L’Eglise catholique proscrit en effet la lecture individuelle de la Bible de peur de l’apparition d’hérésie et par souci de conserver la mainmise du clergé sur les fidèles.
D’autre part, la naissance de l’imprimerie au milieu du XVème siècle révolutionne l’accès à l’écrit. Les ouvrages étaient depuis le Moyen-âge recopiés et enluminés sur des parchemins durant des mois dans des monastères. Il s’agissait d’œuvres d’art onéreuses de part le temps de réalisation et les matières employées.
Réputée inventée par Gutenberg à Mayence en 1450, l’imprimerie permet d’imprimer rapidement des livres et de réduire leur prix ; l’utilisation progressive du papier permet de baisser encore les coûts de production. Un marché de livres de seconde main se développe en complément qui permet un accès aux livres encore plus vaste.

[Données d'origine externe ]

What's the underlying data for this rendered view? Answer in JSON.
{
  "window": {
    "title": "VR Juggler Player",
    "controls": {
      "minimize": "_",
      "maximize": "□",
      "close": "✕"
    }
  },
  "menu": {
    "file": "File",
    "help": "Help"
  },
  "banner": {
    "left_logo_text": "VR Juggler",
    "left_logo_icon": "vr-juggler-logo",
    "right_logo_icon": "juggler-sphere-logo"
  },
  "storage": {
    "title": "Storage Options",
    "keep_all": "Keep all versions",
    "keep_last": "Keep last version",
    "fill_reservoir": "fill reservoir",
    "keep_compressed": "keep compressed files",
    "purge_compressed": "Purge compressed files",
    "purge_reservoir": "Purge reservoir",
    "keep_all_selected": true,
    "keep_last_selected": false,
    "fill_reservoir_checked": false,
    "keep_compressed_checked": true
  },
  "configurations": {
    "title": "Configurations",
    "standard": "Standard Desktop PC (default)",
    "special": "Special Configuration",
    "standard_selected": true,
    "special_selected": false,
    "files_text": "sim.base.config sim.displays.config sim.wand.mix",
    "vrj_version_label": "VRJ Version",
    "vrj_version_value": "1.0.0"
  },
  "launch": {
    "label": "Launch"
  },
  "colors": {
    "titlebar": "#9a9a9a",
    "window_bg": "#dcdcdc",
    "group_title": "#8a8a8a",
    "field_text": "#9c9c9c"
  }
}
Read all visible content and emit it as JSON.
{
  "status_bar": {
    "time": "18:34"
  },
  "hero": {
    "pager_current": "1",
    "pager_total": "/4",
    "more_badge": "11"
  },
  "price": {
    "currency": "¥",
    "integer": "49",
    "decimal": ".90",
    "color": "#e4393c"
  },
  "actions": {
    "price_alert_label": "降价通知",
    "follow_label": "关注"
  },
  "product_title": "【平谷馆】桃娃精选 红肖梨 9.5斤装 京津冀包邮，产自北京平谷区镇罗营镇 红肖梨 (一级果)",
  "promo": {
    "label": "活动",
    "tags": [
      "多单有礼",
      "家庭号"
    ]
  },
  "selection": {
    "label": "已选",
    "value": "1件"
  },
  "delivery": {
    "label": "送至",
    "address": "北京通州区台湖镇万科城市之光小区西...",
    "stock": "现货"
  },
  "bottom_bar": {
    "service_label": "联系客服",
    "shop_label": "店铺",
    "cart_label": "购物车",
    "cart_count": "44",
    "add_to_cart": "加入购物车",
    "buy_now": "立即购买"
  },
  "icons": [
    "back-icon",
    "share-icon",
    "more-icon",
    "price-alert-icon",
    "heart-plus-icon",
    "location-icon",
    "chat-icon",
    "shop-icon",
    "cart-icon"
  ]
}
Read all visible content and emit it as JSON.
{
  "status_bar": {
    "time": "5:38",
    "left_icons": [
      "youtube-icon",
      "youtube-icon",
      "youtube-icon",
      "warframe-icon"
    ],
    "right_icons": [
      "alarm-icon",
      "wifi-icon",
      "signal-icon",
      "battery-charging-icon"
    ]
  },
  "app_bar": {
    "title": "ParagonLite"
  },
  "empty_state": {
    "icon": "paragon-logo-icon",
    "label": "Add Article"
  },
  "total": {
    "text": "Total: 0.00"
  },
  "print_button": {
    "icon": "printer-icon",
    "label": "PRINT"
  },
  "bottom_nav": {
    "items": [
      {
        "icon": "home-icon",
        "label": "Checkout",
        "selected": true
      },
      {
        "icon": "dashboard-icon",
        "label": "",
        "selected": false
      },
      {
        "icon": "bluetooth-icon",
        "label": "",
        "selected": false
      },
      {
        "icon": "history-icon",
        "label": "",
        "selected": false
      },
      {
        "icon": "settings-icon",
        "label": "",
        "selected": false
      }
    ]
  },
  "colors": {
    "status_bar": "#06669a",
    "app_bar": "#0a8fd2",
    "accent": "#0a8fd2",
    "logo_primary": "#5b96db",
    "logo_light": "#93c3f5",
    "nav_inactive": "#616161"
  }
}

Une partie de la population française est alphabétisée à la fin du XVIIème siècle : près du tiers des hommes et un huitième des femmes signaient déjà en se mariant. Cela implique une éducation, au moins rudimentaire, à la lecture et à l’écriture. L’étude des signatures dans les registres de mariage indique une progression de l’alphabétisation à la fois chez les hommes et chez les femmes au cours du XVIIIème siècle. Ainsi, au début de la Révolution française, on dénombre 47% des hommes et 27% des femmes pouvant signer leur acte de mariage. Cette progression ne doit pas masquer que 63% des Français et des Françaises sont néanmoins encore complètement analphabètes malgré ces progrès dans les apprentissages. Le XIXème siècle, siècle de l’industrialisation en France, voit de nets progrès avec des taux d'alphabétisation qui s’élèvent désormais à 78% des hommes et 65% des femmes au début de la IIIème République. Si l’alphabétisation progresse, force est de constater l’écart d’apprentissage entre les sexes.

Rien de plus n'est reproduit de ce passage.